En vertu de l’accord de Paris sur les changements climatiques, les libéraux de Justin Trudeau ont convenu de réduire les émissions de gaz à effet de serre du Canada à un niveau inférieur de 30 % à ce qu’ils étaient en 2005, et ce d’ici 2030.

Le compte rendu du sondage transmis au gouvernement à la mi-août, mais rendu public ces derniers jours, suggère que les participants voulaient que le gouvernement tente tout de même d’atteindre l’objectif de 2030, même si ses efforts devaient se solder par un échec.

La semaine dernière, les libéraux ont déclaré que d’ici la fin de la prochaine décennie, les émissions de GES devraient être inférieures de 227 millions de tonnes à ce qui était prévu en 2015, soit 77 millions au-dessus de l’objectif auquel le Canada s’est engagé en vertu de l’accord de Paris.

Au cours de la récente campagne électorale fédérale, Justin Trudeau a promis de redoubler d’efforts afin que le Canada dépasse son objectif de 2030 et parvienne ensuite à un bilan zéro carbone d’ici 2050.

Parmi les mesures proposées par les libéraux figurent la plantation de deux milliards d’arbres, la réduction du gaspillage énergétique et le soutien aux entreprises qui conçoivent des technologies ou fabriquent des produits à zéro émission. Mais aucune de ces promesses ne figurait dans les prévisions d’émissions publiées vendredi dernier.

La taxe sur le carbone

La tarification du carbone est une mesure clé du plan des libéraux.

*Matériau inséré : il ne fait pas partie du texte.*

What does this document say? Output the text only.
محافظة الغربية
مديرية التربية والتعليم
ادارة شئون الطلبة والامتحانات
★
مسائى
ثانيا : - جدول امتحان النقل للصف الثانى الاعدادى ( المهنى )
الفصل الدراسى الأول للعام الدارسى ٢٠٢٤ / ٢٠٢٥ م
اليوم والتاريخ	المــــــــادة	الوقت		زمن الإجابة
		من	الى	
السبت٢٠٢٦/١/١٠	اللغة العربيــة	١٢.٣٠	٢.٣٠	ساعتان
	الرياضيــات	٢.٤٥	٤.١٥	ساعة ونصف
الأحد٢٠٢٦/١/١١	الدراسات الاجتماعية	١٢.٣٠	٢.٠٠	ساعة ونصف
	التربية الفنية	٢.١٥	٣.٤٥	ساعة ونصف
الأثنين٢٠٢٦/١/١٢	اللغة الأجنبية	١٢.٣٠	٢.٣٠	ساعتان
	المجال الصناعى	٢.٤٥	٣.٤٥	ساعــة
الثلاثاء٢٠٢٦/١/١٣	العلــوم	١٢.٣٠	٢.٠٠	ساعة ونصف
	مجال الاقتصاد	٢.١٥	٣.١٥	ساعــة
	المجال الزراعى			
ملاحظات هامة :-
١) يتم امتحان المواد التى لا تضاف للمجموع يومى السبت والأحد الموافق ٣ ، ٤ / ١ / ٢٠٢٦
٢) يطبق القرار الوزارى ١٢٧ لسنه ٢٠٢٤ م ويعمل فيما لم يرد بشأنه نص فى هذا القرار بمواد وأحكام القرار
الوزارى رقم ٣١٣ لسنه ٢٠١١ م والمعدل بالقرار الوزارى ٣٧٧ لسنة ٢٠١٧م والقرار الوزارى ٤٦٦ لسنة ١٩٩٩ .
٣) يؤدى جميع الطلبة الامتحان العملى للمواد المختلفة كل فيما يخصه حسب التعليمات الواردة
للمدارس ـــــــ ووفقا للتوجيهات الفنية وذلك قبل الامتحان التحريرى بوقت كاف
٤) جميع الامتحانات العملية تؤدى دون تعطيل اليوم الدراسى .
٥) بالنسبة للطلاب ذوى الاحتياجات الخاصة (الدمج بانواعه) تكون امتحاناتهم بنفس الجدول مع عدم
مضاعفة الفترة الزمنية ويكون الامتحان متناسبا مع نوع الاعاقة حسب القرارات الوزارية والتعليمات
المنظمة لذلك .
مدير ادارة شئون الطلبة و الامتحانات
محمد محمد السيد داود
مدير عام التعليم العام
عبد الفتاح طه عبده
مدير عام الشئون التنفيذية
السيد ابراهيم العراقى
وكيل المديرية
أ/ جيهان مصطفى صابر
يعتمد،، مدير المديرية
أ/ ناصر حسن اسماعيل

Les participants au sondage ont déclaré qu’ils pensaient que la taxe sur le carbone avait augmenté le coût de l’essence, de la nourriture et du chauffage domestique, et ferait éventuellement augmenter les coûts de voyage, de transport en commun et de biens de consommation transportés sur de longues distances.

Le gouvernement libéral a imposé la taxe sur le carbone dans les provinces qui n’ont pas adopté leur propre plan de tarification des émissions de gaz à effet de serre. Le Québec n’est pas assujetti à cette taxe puisqu’il participe depuis plusieurs années à la bourse du carbone.

Les libéraux estiment que la taxe sur le carbone est conçue pour changer les habitudes afin que les individus réduisent leur propre empreinte carbone, et le rapport suggère que cela se produit dans une certaine mesure.

Certains participants ont déclaré qu’ils avaient choisi de conduire des véhicules plus économes en carburant, d’être plus stratégiques dans leurs déplacements pour limiter l’utilisation de la voiture, d’opter plus souvent pour les transports en commun ou de travailler plus souvent à domicile. D’autres ont dit qu’ils s’attendaient à conduire moins éventuellement, tandis que certains ont affirmé qu’ils n’avaient pas d’autre choix que d’utiliser leur véhicule autant qu’ils le font actuellement.

L’argent perçu par le biais de la taxe sur le carbone est retourné à la population, au moyen de crédits d’impôt, mais la plupart des participants au sondage pensaient qu’ils recevraient moins que ce qu’ils avaient payé.

Cette croyance n’a pas changé lorsque les sondeurs ont présenté aux participants un rapport du bureau du directeur parlementaire du budget indiquant que 80 % des contribuables recevront plus en crédit d’impôt que ce qu’ils ont payé en droits d’émission de carbone.